Pulse Realty Software is a Web-based application that creates an electronic checklist for a given property and allows brokers, agents and clients to view it and keep track of every step of a transaction. The checklist cuts down on administrative costs, the company said.
“Clients today have just as much information as agents, but they’re not getting it from agents. (Agents) have to organize their information so they can prove the value of their services,” said Brian Friemel, Pulse Realty Software president.
The software can generate operations and productivity reports for managers, and service updates for clients.
Dwellify is a network for businesses and consumers in real estate, including consumers, agents, escrow officers, appraisers, inspectors, etc. Agents set up a site for a specific transaction, add contact information for everyone involved in that transaction, and then these actors can send each other messages, share files and photos, and find out status updates for steps of the transaction.
The appraiser can share an appraisal with the lender, for example, or the inspector can schedule a home visit with the agent.

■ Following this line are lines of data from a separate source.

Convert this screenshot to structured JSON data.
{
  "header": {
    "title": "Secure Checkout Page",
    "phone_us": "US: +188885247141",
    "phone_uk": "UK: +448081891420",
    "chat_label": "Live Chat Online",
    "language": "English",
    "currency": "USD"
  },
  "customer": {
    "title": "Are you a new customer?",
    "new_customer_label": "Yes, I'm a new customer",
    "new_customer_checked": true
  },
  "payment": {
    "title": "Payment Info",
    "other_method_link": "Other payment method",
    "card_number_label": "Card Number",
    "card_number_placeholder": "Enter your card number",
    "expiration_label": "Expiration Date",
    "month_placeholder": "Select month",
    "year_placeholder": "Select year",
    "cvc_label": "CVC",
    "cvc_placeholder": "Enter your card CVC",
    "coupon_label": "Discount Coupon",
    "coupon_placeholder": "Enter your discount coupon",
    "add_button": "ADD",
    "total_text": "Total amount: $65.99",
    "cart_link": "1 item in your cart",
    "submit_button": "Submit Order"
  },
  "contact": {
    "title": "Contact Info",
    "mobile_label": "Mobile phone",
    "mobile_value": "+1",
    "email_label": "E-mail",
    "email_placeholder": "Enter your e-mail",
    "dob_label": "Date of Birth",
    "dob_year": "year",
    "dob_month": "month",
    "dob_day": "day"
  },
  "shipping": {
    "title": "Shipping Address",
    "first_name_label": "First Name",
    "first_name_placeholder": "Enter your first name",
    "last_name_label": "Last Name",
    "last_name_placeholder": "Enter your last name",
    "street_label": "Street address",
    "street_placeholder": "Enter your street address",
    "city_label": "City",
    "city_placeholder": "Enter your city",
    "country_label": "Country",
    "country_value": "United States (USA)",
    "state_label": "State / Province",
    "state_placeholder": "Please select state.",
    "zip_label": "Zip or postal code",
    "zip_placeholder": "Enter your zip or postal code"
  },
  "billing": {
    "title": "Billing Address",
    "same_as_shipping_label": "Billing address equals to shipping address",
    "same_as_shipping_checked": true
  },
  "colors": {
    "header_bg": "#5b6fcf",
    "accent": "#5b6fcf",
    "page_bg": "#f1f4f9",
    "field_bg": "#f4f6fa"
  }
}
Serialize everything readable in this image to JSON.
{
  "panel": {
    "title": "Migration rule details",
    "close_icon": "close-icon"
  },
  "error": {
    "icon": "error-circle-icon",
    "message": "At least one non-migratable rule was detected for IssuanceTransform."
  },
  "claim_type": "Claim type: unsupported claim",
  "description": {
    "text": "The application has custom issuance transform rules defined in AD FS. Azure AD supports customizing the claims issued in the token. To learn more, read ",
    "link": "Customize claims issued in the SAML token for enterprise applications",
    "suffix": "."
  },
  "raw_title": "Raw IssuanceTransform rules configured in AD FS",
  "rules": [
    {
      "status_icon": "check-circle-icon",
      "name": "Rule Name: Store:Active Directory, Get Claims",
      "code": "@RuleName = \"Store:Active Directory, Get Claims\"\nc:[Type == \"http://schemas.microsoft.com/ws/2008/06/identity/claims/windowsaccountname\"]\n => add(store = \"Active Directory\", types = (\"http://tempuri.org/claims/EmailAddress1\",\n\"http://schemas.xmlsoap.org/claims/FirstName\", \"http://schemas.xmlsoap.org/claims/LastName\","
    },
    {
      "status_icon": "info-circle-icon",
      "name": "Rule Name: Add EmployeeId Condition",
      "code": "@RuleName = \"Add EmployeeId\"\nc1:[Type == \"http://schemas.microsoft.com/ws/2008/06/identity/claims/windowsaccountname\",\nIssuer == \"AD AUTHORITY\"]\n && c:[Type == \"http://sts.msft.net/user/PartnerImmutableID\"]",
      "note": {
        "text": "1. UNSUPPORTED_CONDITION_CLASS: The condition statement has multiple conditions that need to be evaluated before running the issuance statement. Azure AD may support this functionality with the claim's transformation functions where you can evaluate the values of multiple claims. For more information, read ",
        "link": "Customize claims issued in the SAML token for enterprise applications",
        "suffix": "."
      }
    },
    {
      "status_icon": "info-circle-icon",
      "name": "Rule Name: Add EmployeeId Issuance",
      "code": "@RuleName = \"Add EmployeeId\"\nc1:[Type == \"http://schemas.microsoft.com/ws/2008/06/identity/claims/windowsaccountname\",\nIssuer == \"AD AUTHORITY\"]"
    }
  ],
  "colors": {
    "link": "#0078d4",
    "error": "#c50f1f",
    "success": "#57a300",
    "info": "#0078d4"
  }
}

Actors can also see their mutual connections and ask each other for recommendations for particular providers. The site also includes feedback forms that potential buyers can fill out anonymously through e-mail so that the seller’s agent can find out what they think of a particular property.
Agents also have the ability to build leads and share leads with each other through Dwellify so that names and e-mail addresses are kept private.
“Dwellify sends an e-mail to them saying, ‘You looked at “X”;”Y” is for the same price around the corner,’ ” said CEO Bill Gaskill.
When the transaction closes, everything is turned into a compressed file that the agent can store, Gaskill said.
Dwellify will launch in beta form Feb. 1, before a full launch in May or June.